Je pense que c’est parfois le cas aujourd’hui, même si j’ai trouvé des subterfuges pour assagir mes conclusions hâtives “tu es trop nul, tu n’y arriveras jamais”. Dans ces moments, j’essaye de toujours de me rappeler la phrase de mon entraîneur de l’époque qui nous répétait à mes coéquipiers et moi :

“Ils ont deux bras et deux jambes, comme vous.”

Cette phrase veut dire beaucoup.
Ce n’est pas parce que mes adversaires ont un gros palmarès, des cuisses musclées et une certaine aura qu’ils vont écraser toute la concurrence. Après tout, ils restent des êtres humains, comme tout le monde, avec “deux bras, deux jambes”, des émotions, des craintes et des peurs. Eux aussi, ils sont peut-être impressionnés par nos cuisses affûtées et l’aura qu’on dégage.
Finalement, qu’est-ce que j’en savais ? Peut-être même qu’il me craignait.

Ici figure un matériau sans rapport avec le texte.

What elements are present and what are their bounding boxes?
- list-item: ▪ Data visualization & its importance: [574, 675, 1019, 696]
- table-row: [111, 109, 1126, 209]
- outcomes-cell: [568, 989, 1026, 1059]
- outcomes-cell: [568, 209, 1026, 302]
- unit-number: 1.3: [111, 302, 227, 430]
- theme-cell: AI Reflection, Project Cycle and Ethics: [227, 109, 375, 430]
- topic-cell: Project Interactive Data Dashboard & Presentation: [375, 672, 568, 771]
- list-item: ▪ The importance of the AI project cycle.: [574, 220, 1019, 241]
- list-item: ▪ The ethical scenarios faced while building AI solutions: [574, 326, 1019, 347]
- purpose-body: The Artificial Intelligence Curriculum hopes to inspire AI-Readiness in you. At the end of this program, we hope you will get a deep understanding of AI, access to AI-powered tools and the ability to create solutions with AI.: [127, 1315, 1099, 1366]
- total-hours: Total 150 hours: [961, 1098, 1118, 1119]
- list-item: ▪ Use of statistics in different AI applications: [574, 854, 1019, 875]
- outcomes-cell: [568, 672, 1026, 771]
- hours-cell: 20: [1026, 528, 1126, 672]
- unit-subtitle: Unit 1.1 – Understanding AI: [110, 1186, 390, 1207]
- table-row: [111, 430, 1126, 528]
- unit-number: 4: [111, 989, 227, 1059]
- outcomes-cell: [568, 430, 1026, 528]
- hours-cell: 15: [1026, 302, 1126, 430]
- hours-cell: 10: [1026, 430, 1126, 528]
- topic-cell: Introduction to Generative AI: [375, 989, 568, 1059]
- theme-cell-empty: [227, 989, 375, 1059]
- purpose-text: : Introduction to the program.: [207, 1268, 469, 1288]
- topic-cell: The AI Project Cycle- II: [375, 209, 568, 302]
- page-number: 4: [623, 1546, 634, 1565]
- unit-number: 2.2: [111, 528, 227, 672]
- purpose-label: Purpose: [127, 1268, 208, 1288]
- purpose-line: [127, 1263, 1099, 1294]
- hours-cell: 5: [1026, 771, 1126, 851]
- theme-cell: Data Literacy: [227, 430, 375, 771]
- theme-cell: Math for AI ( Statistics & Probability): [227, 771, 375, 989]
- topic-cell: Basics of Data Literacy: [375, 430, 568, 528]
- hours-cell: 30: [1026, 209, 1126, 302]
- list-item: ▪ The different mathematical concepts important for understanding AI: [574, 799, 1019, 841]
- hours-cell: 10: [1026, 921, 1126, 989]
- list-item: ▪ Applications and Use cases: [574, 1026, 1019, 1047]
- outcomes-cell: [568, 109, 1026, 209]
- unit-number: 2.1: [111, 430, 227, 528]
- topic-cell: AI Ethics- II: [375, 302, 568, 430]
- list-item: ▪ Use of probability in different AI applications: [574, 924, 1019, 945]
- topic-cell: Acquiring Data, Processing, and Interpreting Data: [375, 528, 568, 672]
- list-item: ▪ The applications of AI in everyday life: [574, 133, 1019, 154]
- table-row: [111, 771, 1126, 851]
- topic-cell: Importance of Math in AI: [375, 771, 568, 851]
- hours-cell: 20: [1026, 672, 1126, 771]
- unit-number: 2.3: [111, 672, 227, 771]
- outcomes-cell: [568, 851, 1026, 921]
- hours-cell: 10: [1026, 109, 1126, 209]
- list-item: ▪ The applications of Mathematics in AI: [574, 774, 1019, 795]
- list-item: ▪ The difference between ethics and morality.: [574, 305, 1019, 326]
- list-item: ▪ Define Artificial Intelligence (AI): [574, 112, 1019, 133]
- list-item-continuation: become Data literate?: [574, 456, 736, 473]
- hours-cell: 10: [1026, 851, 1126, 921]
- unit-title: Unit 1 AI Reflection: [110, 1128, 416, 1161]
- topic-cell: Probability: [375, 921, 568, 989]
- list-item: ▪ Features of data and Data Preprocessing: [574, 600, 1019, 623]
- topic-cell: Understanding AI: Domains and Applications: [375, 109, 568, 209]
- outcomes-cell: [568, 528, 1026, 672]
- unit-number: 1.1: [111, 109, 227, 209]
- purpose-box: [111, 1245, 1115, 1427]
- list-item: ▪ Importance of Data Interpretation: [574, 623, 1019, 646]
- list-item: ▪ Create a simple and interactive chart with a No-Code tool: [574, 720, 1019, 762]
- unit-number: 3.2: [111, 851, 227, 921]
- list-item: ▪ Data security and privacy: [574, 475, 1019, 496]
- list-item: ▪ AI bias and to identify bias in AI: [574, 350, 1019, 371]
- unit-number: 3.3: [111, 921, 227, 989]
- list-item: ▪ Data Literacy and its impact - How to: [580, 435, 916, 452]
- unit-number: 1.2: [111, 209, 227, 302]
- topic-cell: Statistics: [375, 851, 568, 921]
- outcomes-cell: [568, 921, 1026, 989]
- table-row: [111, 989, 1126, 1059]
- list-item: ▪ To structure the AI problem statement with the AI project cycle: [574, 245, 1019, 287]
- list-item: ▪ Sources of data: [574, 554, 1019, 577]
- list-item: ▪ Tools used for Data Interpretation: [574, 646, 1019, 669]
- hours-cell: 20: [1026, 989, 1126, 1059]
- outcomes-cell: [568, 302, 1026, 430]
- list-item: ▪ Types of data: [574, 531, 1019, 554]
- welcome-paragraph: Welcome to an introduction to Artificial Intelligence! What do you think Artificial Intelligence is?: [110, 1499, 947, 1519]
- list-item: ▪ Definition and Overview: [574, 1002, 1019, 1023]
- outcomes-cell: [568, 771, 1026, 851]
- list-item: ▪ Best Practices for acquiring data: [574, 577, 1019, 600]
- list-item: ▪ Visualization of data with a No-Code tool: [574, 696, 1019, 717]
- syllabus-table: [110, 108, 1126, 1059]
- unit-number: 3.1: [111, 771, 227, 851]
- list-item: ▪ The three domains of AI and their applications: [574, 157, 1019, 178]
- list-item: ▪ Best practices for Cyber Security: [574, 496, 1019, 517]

Aujourd’hui, je ne fais plus de vélo en compétition, mais je participe à certaines courses de running. Dans les moments de stress d’avant-course, je parviens à calmer cette peur de la confrontation :

“Qu’est-ce que j’ai à perdre finalement ? Rien, ça ne reste qu’une course après tout. Je ne joue pas ma vie. Je suis ici pour m’amuser et tester mes limites. Si ça ne marche pas, je recommencerai. Et si, dans le pire des scénarios, je ne parviendrais pas à remplir mes objectifs, je sais que je prendrais du plaisir à avoir au moins essayer.”

Ce genre de pensées positives m’aide beaucoup à remettre toutes mes craintes et mes peurs à la place qu’elles méritent. C'est-à-dire au stade de pensées, pas de vérités absolues et encore moins de croyances.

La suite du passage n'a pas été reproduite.